Review: Quantum Of Solace

Monday, November 17 by

Face it.  Bond movies aren’t high art. They’re movie fast food.  You know what you’re paying for.  It’s huge, loud, and sandwiched in meat.  So to speak.  Remember the 1980s Big Mac? The hot side stays hot, the cold side stays cold.  Well, Quantum was brilliant junk food.  The girls were hot-ass skinbombs; the guys were cold-ass.  It’s not Fellini, Wells, or even Scorsese: it’s junk food.  So pull up to the second window and get some extra fries. Here’s are your grades, class

Title:   B- 
Quantum of Solace?  Kind of sounds like a sleeping aid or a chewable PMS relief pill for secretaries.  These titles need to knock you on your office-dwelling ass.  Like Blood Storm, The Omega Kill, ThunderPussy, Golden iPhone, or just BOOM.     
 
Car chases:  B-
The opening Astin-Martin / Alfa Romeo chase scene was cool.  But the blurred millisecond cuts and jarring cinematography made me feel like I had Parkinson’s.  Then there was a pointless scene where a dirt bike riding assassin trails a Ford hatchback through the slums at 30 MPH.   Teenagers do this stuff after graduation.  Here, it didn’t work.

Slimy bad guys:  B- 
Dominic Greene is an amoral non-profit CEO (Mathieu Amalric) who secretly hordes water while peasants die on thirst.  But he doesn’t have the cartoonish villainy of other bond guys.  Guys with metal hands and gnashing golden teeth.  Who love money, and spend time in the mirror trying to look more evil.  Sadly, Greene just wears Panama shirts and gives speeches to yuppies.  He’s like your drug dealer back in college.  The one who always voted for Nader and gave you nugs.

Hand-to-hand combat:  A
They use Krav Maga, judo, and stickboxing (that’s just beating people unconscious with sticks).  The choreography was cool.  But after 2.5 hours of fist-fighting guys half his age, Bond just looks tired.  Bro, get a tazer.  You can do Tae-Bo later.  Like when you’re replaced.

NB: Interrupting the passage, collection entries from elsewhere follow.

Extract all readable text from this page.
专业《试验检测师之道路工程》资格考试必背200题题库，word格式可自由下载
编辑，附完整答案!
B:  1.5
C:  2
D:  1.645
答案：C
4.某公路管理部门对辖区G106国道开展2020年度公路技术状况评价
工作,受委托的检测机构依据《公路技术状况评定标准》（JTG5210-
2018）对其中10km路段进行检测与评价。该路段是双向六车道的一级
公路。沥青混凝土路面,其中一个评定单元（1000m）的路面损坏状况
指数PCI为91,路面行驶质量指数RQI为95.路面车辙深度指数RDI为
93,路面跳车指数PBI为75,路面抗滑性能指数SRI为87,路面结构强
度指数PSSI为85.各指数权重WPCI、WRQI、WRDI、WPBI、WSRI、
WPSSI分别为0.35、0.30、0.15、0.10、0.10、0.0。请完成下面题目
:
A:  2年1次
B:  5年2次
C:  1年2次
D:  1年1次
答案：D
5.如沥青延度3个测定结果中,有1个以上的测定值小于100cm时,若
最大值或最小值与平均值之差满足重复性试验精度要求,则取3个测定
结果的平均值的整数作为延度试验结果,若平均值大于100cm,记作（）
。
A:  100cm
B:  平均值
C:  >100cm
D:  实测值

Acrobatic gun fights on the scaffolding of a renovated Italian fresco:  B 
Yeah. No one asked for it, but they included a kind of Jackie-Chan inspired prop scene.  Lots of falling glass, broken boards, and narrow escapes.  I liked it.  But it was too Baryshnikov and not enough Dirty Harry.  Spies kill.  They don’t dance.

Shameless plug for Gordon’s vodka:  F+
Mathis asks Bond what he’s having.  The chubby bartender then looks into the camera and recites the ingredients to a glorified martini.  It was stupider than when Bond drove a blue Ford Taurus to stay inconspicuous at a millionaire’s Caribbean resort.  Yeah. Way to go, MI-6.  Deep cover.

Sex appeal: incomplete 
A little light on the T&A. I’m just saying.  Squeaky voiced guys in junior high need to learn about anatomy somewhere.  Bond movies are the socially responsible way to show them how to deal with women later:  high powered, sex addicted,  world-traveled, masochistic nymphet assassin women.  With Electra complexes.  Hey kids.  Figure it out early.  However…

Titillating midriffs and suggestive feminine looks:  A 
They budgeted for both bombshells and sexpots.  Yes, Olga Kurylenko’s hard body is the bomb.  That means the Russians have the bomb.  Which means that now it’s okay.  Because we want the bomb dropped on us.  Many, many times. Another hot little number is Gemma Aterton was a tart little slice of England, bringing both knee high hooker boots and 2 inch eyelashes to a diplomatic meeting. She’s classy like Palin.

They even give the ladies some eye candy with Daniel Craig.  The man is chiseled like Adonis.  (Though somewhat aged; his face looks like a melted Ken Doll that some 2nd graders microwaved).

The lithe, sumptuous young women splayed nude in bed, dripping with the crude oil that terrorists drowned them in: A- 
That shot in was worth the price of admission.

Class Bond one-liners after making a guy’s head explode: F
There were no witty quips, a total letdown.  What happened to the campy Bond who’d say “Just cool it” after pouring liquid nitroglycerin down a guy’s pants?  Bring that Bond back.

CIA-bashing:   D+ / A-, depending on your nationality  
They hammer it home like Noam Chomsky.  M (Judi Dench) harps on our greed, warmongering, blood lust, historical ignorance, and colonization of everything we touch.   Dude.  That’s heavy.  You totally took the edge off my movie-joint and Goobers.  Just mellow.

Deeper Meaning:   A-
Quantum got a little philosophical on us, as Bond ponders revenge, love, and his own mortality.  The revenge thing drags towards the end.  If we wanted Hamlet, we’d ge Paul Haggis to write him (badly, of course).

Lesson for next time
Quit trying to make it mean something.  Simple formulas yield great results.  Chocolate and peanut butter.  Beer and Skittles.  Couch and NFL.   Here, it’s chicks and explosions.  This isn’t rocket science.